Waveforms produced by a scalar point particle plunging into a Schwarzschild black hole: Excitation of quasinormal modes and quasibound states

TL;DR

This paper investigates the waveforms generated by a scalar particle plunging into a Schwarzschild black hole, highlighting the excitation of quasinormal modes and quasibound states, with implications for testing massive gravity theories.

Contribution

It introduces a toy model replacing the graviton with a massive scalar field to analyze waveform spectral content during plunge events.

Findings

Signal amplitude decreases with increasing scalar mass.

Quasinormal modes and quasibound states are excited during plunge.

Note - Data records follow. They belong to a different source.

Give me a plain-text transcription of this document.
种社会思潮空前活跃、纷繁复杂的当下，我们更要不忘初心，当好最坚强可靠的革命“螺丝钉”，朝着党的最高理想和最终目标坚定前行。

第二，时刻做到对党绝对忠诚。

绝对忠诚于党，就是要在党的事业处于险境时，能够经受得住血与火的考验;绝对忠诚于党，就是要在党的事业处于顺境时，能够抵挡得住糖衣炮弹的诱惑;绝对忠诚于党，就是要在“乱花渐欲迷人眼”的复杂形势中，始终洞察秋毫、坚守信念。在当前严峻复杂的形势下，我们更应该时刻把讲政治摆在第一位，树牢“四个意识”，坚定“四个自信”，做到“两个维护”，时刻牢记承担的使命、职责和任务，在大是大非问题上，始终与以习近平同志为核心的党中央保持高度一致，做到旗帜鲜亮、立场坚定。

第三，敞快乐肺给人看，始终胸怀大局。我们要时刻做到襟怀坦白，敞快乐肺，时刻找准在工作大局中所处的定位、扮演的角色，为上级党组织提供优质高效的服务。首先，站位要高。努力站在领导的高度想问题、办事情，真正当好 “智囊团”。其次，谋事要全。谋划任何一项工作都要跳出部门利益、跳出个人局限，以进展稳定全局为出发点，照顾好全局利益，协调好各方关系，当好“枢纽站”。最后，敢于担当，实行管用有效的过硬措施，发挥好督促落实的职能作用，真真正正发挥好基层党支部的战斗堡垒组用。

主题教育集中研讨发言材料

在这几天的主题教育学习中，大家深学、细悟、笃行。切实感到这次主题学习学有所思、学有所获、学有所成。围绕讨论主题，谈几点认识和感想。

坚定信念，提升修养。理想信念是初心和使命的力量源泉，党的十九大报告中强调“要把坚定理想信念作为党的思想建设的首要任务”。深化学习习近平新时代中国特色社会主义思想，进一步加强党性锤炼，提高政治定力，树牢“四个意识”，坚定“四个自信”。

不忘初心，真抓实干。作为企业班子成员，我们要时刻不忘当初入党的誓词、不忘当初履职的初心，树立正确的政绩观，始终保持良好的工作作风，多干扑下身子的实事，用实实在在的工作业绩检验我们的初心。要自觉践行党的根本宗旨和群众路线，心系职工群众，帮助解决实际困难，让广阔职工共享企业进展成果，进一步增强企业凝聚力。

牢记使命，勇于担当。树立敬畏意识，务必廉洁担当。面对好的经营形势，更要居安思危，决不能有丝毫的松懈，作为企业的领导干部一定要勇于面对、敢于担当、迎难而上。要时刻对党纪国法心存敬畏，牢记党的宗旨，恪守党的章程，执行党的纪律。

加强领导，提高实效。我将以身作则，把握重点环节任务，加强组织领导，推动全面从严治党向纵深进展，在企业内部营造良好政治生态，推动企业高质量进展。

Waveform features differ from massless field scenarios.

Abstract

With the possibility of testing massive gravity in the context of black hole physics in mind, we consider the radiation produced by a particle plunging from slightly below the innermost stable circular orbit into a Schwarzschild black hole. In order to circumvent the difficulties associated with black hole perturbation theory in massive gravity, we use a toy model in which we replace the graviton field with a massive scalar field and consider a linear coupling between the particle and this field. We compute the waveform generated by the plunging particle and study its spectral content. This permits us to highlight and interpret some important effects occurring in the plunge regime which are not present for massless fields such as (i) the decreasing and vanishing, as the mass parameter increases, of the signal amplitude generated when the particle moves on quasicircular orbits near the innermost stable circular orbit and (ii) in addition to the excitation of the quasinormal modes, the excitation of the quasibound states of the black hole.